Check out this paper in eLife, in which the authors use machine learning applied to facial images to determine whether people have genetic disorders. So cool! From what I can gather, they use a training set of just under 3000 images of faces (1300 or so of them have a genetic disorder) and then use facial recognition software to quantify those images. Using that quantification, they can cluster different disorders based on these facial features–check out this cool animation showing the morphing of an average normal face to an average face of various disorders. Although they started with a training set of 8 syndromes, the resulting characteristics they used (the “Clinical Face Phenotype Space”) was sufficiently rich to distinguish 90 different syndromes with reasonable accuracy.
“Reasonable accuracy” being a key point. The authors are quick to point out that their accuracy (varies, can be around 95%) is not sufficient for diagnostic purposes, where you really want to know 100% (or as close to it as possible).
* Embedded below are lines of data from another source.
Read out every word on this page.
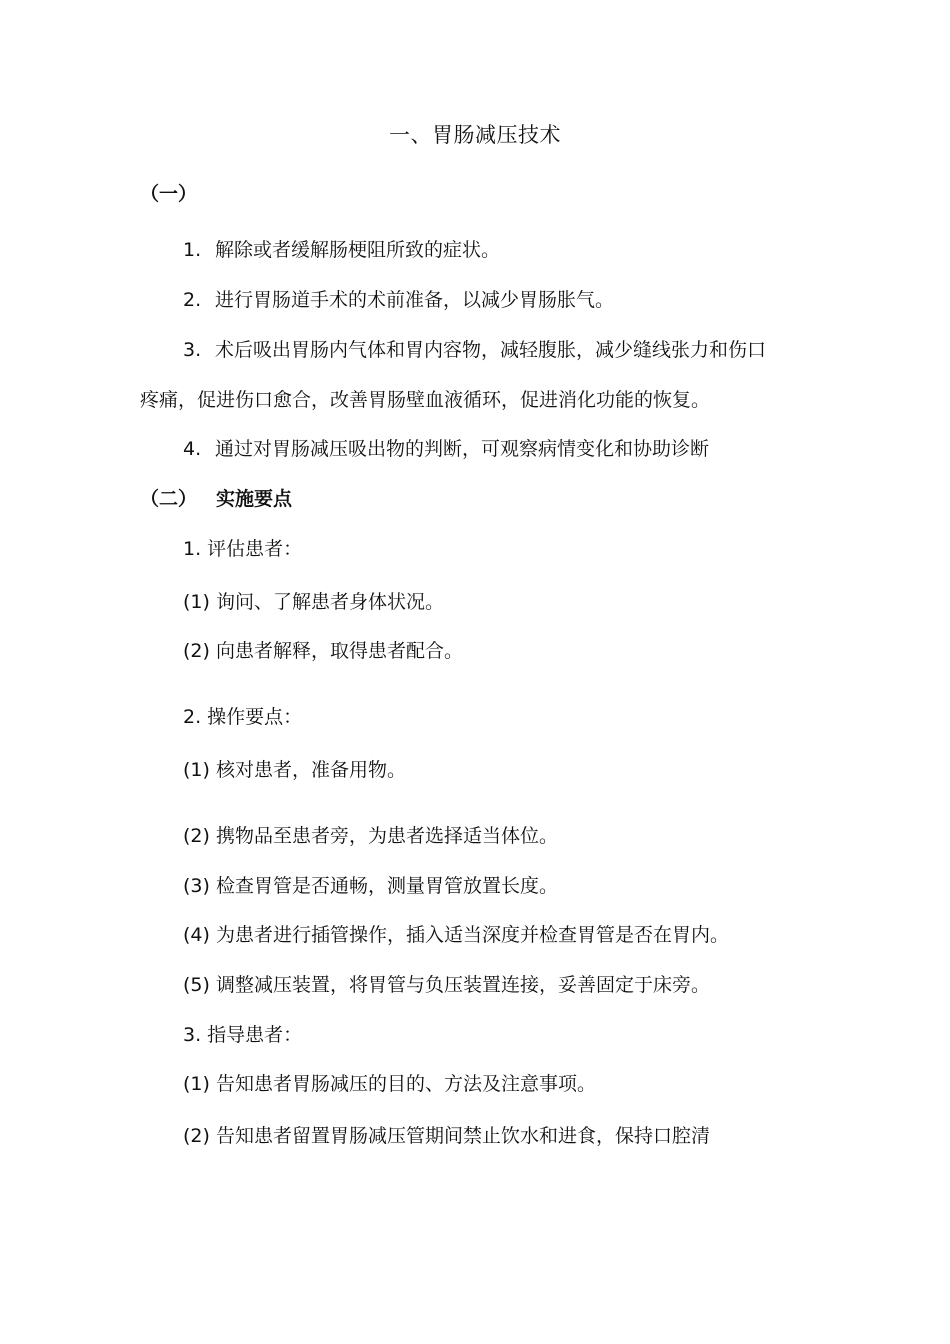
一、胃肠减压技术
（一）
1. 解除或者缓解肠梗阻所致的症状。
2. 进行胃肠道手术的术前准备，以减少胃肠胀气。
3. 术后吸出胃肠内气体和胃内容物，减轻腹胀，减少缝线张力和伤口
疼痛，促进伤口愈合，改善胃肠壁血液循环，促进消化功能的恢复。
4. 通过对胃肠减压吸出物的判断，可观察病情变化和协助诊断
（二） 实施要点
1. 评估患者：
(1) 询问、了解患者身体状况。
(2) 向患者解释，取得患者配合。
2. 操作要点：
(1) 核对患者，准备用物。
(2) 携物品至患者旁，为患者选择适当体位。
(3) 检查胃管是否通畅，测量胃管放置长度。
(4) 为患者进行插管操作，插入适当深度并检查胃管是否在胃内。
(5) 调整减压装置，将胃管与负压装置连接，妥善固定于床旁。
3. 指导患者：
(1) 告知患者胃肠减压的目的、方法及注意事项。
(2) 告知患者留置胃肠减压管期间禁止饮水和进食，保持口腔清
Rather, it can assist the clinician by giving them some idea of what potential disorders might be. The advantage would be that pictures are so easy to take and share. With modern cell phone cameras having penetrated virtually every market in the world and their classification being computational, then a pretty big fraction of the world population could easily participate. I think this is one of the highlights of their work, because they note that previous approaches relied on 3D scans of people, which are obviously considerably harder to get your hands on.
This approach will have to compete with sequencing, which is both definitive for genetic disorders and getting cheaper and cheaper (woe to the imagers among us!). It doesn’t feel like a stretch to imagine sequencing a person for, say, $10 or $1 in the not so distant future, at which point sequencing’s advantages would be hard to beat.
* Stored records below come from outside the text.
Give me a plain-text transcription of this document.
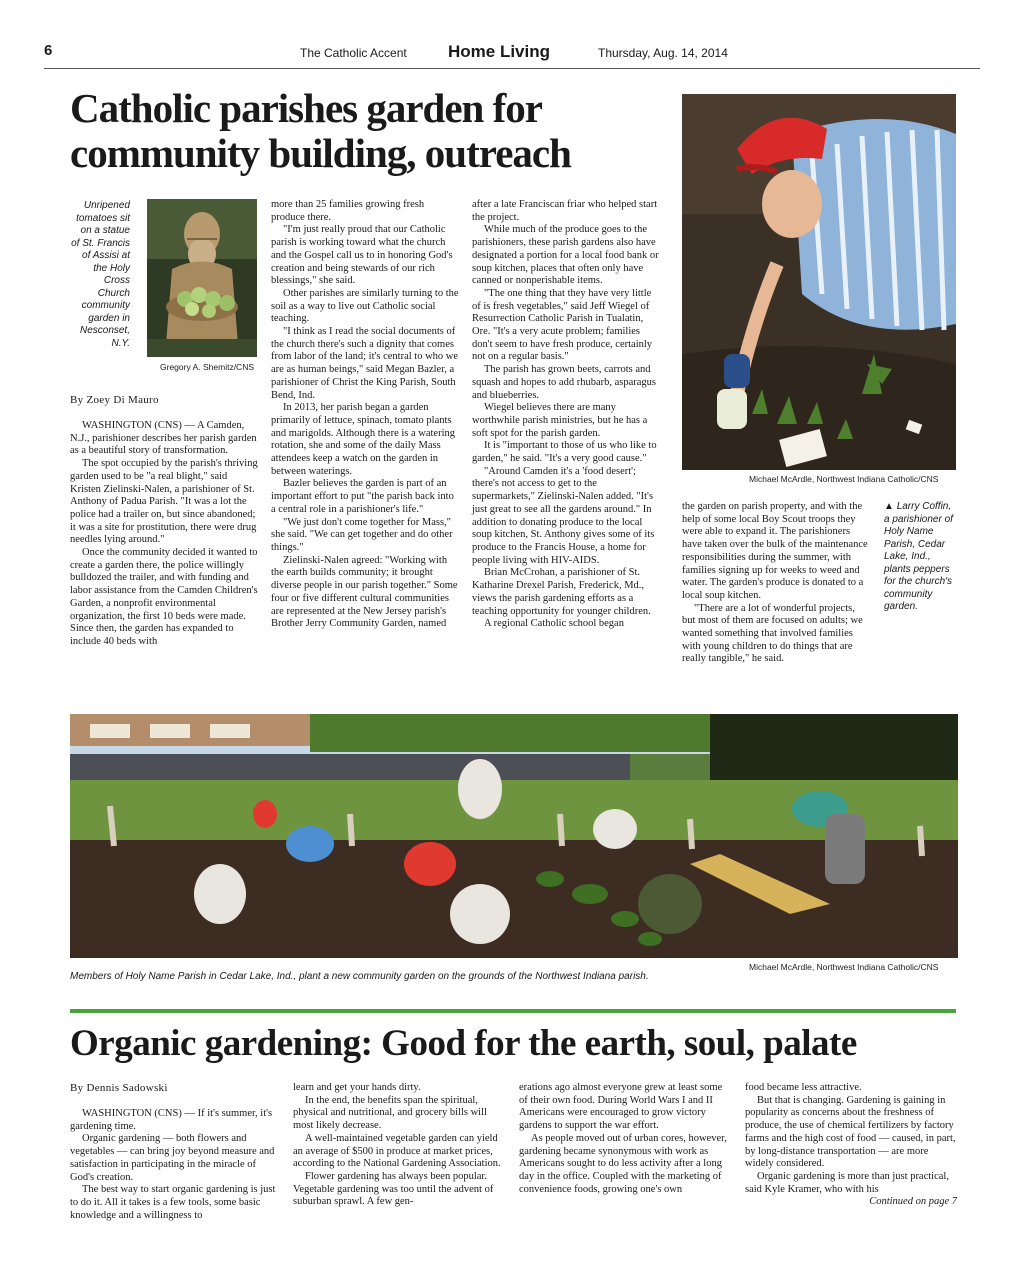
6	The Catholic Accent Home Living	Thursday, Aug. 14, 2014
Catholic parishes garden for community building, outreach
Unripened tomatoes sit on a statue of St. Francis of Assisi at the Holy Cross Church community garden in Nesconset, N.Y.
Gregory A. Shemitz/CNS
By Zoey Di Mauro

WASHINGTON (CNS) — A Camden, N.J., parishioner describes her parish garden as a beautiful story of transformation.

The spot occupied by the parish's thriving garden used to be "a real blight," said Kristen Zielinski-Nalen, a parishioner of St. Anthony of Padua Parish. "It was a lot the police had a trailer on, but since abandoned; it was a site for prostitution, there were drug needles lying around."

Once the community decided it wanted to create a garden there, the police willingly bulldozed the trailer, and with funding and labor assistance from the Camden Children's Garden, a nonprofit environmental organization, the first 10 beds were made. Since then, the garden has expanded to include 40 beds with

more than 25 families growing fresh produce there.

"I'm just really proud that our Catholic parish is working toward what the church and the Gospel call us to in honoring God's creation and being stewards of our rich blessings," she said.

Other parishes are similarly turning to the soil as a way to live out Catholic social teaching.

"I think as I read the social documents of the church there's such a dignity that comes from labor of the land; it's central to who we are as human beings," said Megan Bazler, a parishioner of Christ the King Parish, South Bend, Ind.

In 2013, her parish began a garden primarily of lettuce, spinach, tomato plants and marigolds. Although there is a watering rotation, she and some of the daily Mass attendees keep a watch on the garden in between waterings.

Bazler believes the garden is part of an important effort to put "the parish back into a central role in a parishioner's life."

"We just don't come together for Mass," she said. "We can get together and do other things."

Zielinski-Nalen agreed: "Working with the earth builds community; it brought diverse people in our parish together." Some four or five different cultural communities are represented at the New Jersey parish's Brother Jerry Community Garden, named

after a late Franciscan friar who helped start the project.

While much of the produce goes to the parishioners, these parish gardens also have designated a portion for a local food bank or soup kitchen, places that often only have canned or nonperishable items.

"The one thing that they have very little of is fresh vegetables," said Jeff Wiegel of Resurrection Catholic Parish in Tualatin, Ore. "It's a very acute problem; families don't seem to have fresh produce, certainly not on a regular basis."

The parish has grown beets, carrots and squash and hopes to add rhubarb, asparagus and blueberries.

Wiegel believes there are many worthwhile parish ministries, but he has a soft spot for the parish garden.

It is "important to those of us who like to garden," he said. "It's a very good cause."

"Around Camden it's a 'food desert'; there's not access to get to the supermarkets," Zielinski-Nalen added. "It's just great to see all the gardens around." In addition to donating produce to the local soup kitchen, St. Anthony gives some of its produce to the Francis House, a home for people living with HIV-AIDS.

Brian McCrohan, a parishioner of St. Katharine Drexel Parish, Frederick, Md., views the parish gardening efforts as a teaching opportunity for younger children.

A regional Catholic school began

Michael McArdle, Northwest Indiana Catholic/CNS

the garden on parish property, and with the help of some local Boy Scout troops they were able to expand it. The parishioners have taken over the bulk of the maintenance responsibilities during the summer, with families signing up for weeks to weed and water. The garden's produce is donated to a local soup kitchen.

"There are a lot of wonderful projects, but most of them are focused on adults; we wanted something that involved families with young children to do things that are really tangible," he said.

▲ Larry Coffin, a parishioner of Holy Name Parish, Cedar Lake, Ind., plants peppers for the church's community garden.
Michael McArdle, Northwest Indiana Catholic/CNS
Members of Holy Name Parish in Cedar Lake, Ind., plant a new community garden on the grounds of the Northwest Indiana parish.
Organic gardening: Good for the earth, soul, palate
By Dennis Sadowski

WASHINGTON (CNS) — If it's summer, it's gardening time.

Organic gardening — both flowers and vegetables — can bring joy beyond measure and satisfaction in participating in the miracle of God's creation.

The best way to start organic gardening is just to do it. All it takes is a few tools, some basic knowledge and a willingness to

learn and get your hands dirty.

In the end, the benefits span the spiritual, physical and nutritional, and grocery bills will most likely decrease.

A well-maintained vegetable garden can yield an average of $500 in produce at market prices, according to the National Gardening Association.

Flower gardening has always been popular. Vegetable gardening was too until the advent of suburban sprawl. A few gen-

erations ago almost everyone grew at least some of their own food. During World Wars I and II Americans were encouraged to grow victory gardens to support the war effort.

As people moved out of urban cores, however, gardening became synonymous with work as Americans sought to do less activity after a long day in the office. Coupled with the marketing of convenience foods, growing one's own

food became less attractive.

But that is changing. Gardening is gaining in popularity as concerns about the freshness of produce, the use of chemical fertilizers by factory farms and the high cost of food — caused, in part, by long-distance transportation — are more widely considered.

Organic gardening is more than just practical, said Kyle Kramer, who with his

Continued on page 7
That said, I feel like the approach in this paper has a lot of implications, even in a future where sequencing is much cheaper and more accessible. Firstly, there are diseases that are genetic but have no simple or readily discernible genetic basis, in which case sequencing may not reveal the answer (although as the number of genome sequences available increase, this may change).
Secondly, and perhaps more importantly, images are ubiquitous in ways that sequences are not. If you want someone’s sequence, you still have to get a physical sample. Not so for images, which are just a click away on Facebook. Will employers and insurers be able to discriminate based on a picture? Matchmakers? Can Facebook run the world’s largest genetic analyses? Will Facebook suggest friends with shared disorders? Can a family picture turn into a genetic pedigree? The authors even try to diagnose Abraham Lincoln with Marfan disorder from an old picture, and got a partial match. I’m sure a lot will depend on the ultimate limitations of image-based phenotyping, but still, this paper definitely got my mind whirring.